Ils semblent méconnaître que ce fonds allait de pair avec les
fonds de stabilisation des changes de certaines banques centrales nationales,
(aujourd’hui fusionnées dans la B.C.E.) à l’image
du « fonds de stabilisation des changes » français (créé
en 1939 par Jacques
Rueff, alors sous gouverneur de la Banque de France, dans la perspective
de la guerre !).
Ils semblent faire fi que ces fonds qui avaient démontré leur
inefficacité et leurs dangers pour les économies nationales ont
été démantelés à l’occasion du
processus de fusion.
Le "fonds monétaire européen" qu'ils soutiennent
n'est jamais qu'un fonds de stabilisation des changes, non plus à
l'échelon national et pour cause, mais à l'échelon
régional de l'euro.
4. Un "foutage
de gueule".
Que penser alors de leur plaidoyer ?
Il révèle une fois encore leur mémoire sélective,
leur méconnaissance économique et – appelons un chat un
chat - leur « foutage de gueule » - pardonnez-moi
l’expression, mais elle me semble la plus appropriée dans le cas
présent car je n'en ai pas d'autre, je n'ai pas le talent de Victor
Hugo... pour en créer une-.
Dans le jeu de construction que les hommes de l'Etat se sont fabriqués
et dont ils ne rappellent jamais le fonctionnement
« au bon peuple » - et pour cause : c’est un jeu qui
repose sur l'arbitraire le plus total qui soit, et qui constitue en fait une
expérience historique au coup par coup sans précédent,
à savoir l’expérience de
l’euro -, tout se passe comme s'ils admettaient désormais
qu’ils manquent un « cube » : et ils le dénomment
« fonds monétaire européen ».
Soit dit en passant, il faut reconnaître qu’ils aiment bien
donner des noms à leurs jouets : par exemple, hier, ils parlaient
d’unité monétaire européenne, d’écu
(pour, entres autres, l'expression anglaise « European Currency Unit
» - "jeu de mots"... -) et, aujourd’hui, c’est
l’euro !
Dans le traité
de Maastricht sur quoi ils ont fait voter les peuples nationaux et qui a
mis le feu aux poudres, il n’était pas question d’ «
euro », mais d’ « écu ».
Ainsi, à la fois, ils jouent avec les mots et disent que les mots
qu'ils emploient n’ont pas d’importance…, c’est le
seul moment où, sans le vouloir, ils respectent les règles de la
logique, i.e. de la réalité.
5. Un nouveau
panneau.
Il reste que les hommes de l'Etat prennent leurs désirs pour la
réalité et considèrent que leurs désirs ne sont
jamais que l’expression des besoins du « bon peuple
». Ils pensent vraisemblablement que satisfaire les uns reviendra
à assouvir les autres.
Via ce "cube" du "fonds monétaire
européen", l'"eurogroupe", autre "cube"
qu'ils ont instauré en cours de route, entamerait, un peu plus encore,
l'indépendance constitutionnelle de l'action de la B.C.E.
vis-à-vis des politiques.
Soit dit en passant, c’est le Conseil des Chefs d'Etat et de
gouvernement (Amsterdam, juin 1997) qui a créé ce qui allait
être dénommé "Eurogroupe". Six mois plus tard,
les conclusions d'un Conseil analogue (Luxembourg, 12-13 décembre
1997) décrivent le nouveau "cube":
« […] Les ministres des États participant
à la zone euro peuvent se réunir entre eux de façon
informelle pour discuter de questions liées aux responsabilités
spécifiques qu'ils partagent en matière de monnaie unique.

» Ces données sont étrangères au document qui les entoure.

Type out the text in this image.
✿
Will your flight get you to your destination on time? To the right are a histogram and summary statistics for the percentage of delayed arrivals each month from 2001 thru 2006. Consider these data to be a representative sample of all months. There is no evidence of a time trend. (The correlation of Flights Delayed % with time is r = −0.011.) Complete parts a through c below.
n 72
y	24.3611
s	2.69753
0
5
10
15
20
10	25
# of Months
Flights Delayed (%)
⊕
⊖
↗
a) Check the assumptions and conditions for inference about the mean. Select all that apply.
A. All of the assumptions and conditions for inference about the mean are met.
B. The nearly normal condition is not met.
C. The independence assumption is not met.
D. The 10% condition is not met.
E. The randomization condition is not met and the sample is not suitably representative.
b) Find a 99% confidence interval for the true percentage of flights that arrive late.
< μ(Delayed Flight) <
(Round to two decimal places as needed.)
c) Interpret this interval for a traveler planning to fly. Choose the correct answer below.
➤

La Commission ainsi que, le cas échéant, la Banque centrale
européenne sont invitées à participer aux
réunions. Chaque fois que des questions d'intérêt commun
sont concernées, elles sont discutées par les ministres de tous
les États membres. […] ».
Le
cube, en fait organisation informelle sans nom à sa création,
en reçoit un trois ans plus tard, à l’occasion des
conclusions de la présidence d'un Conseil analogue (Nice, 7-9
décembre 2000).
Il ne faut donc pas tomber dans ce nouveau panneau d’un « fonds
monétaire européen », pendant au « fonds
monétaire international », sauf à vouloir toucher …
le fond de l’irrationnel et des malheurs qu'il comporte.
La réalité dépasse toujours la fiction dès lors
qu’elle n’a pas été prise comme point de
départ.
Et, ici, encore une fois, c’est le cas.
6. "Dé
réglementer" le processus de l’étalon-or.
Quitte à revenir au passé, pourquoi s’arrêter en si
bon chemin ?
Plutôt que revenir à celui d’un des points de
départ du processus monétaire dans quoi la France et d’autres
pays se débattent actuellement et qui ne saurait fonctionner sauf dans
les têtes de ses sorciers, autant revenir au passé plus ancien
où fonctionnait un processus qui avait émergé
spontanément, sans volonté centralisatrice de quelque politique
que ce soit, et avait fait ses preuves.
Je veux parler du processus de
l’étalon-or.
Pourquoi n’existe-t-il plus ?
Il est arrivé une période où il a
présenté, de façon croissante, la caractéristique
malheureuse de déplaire aux hommes de l’Etat.
Il était un frein à leur ardeur à mener des actions
dites « politiques », mais absurdes.
Il les empêchait ainsi de faire n’importe quoi pour autant que,
si tel était le cas, l’économie nationale sur quoi ils
avaient autorité était sanctionnée dans les mois qui
suivaient (l'issue étant la dévaluation de la monnaie
nationale, i.e. l'augmentation du prix de l’or en monnaie nationale :
par exemple, "mai 1968" et, l'année suivante, le FF sera
dévalué de près de 12% en octobre 1969).
Bref, le processus de l'étalon-or n'existe plus aujourd'hui, au grand
jour, car les hommes de l'Etat sont convenus au XXème siècle de
ne plus s'y référer, en deux temps : en 1922 (conférence
de Gênes) puis en 1971-73 (plusieurs conférences internationales).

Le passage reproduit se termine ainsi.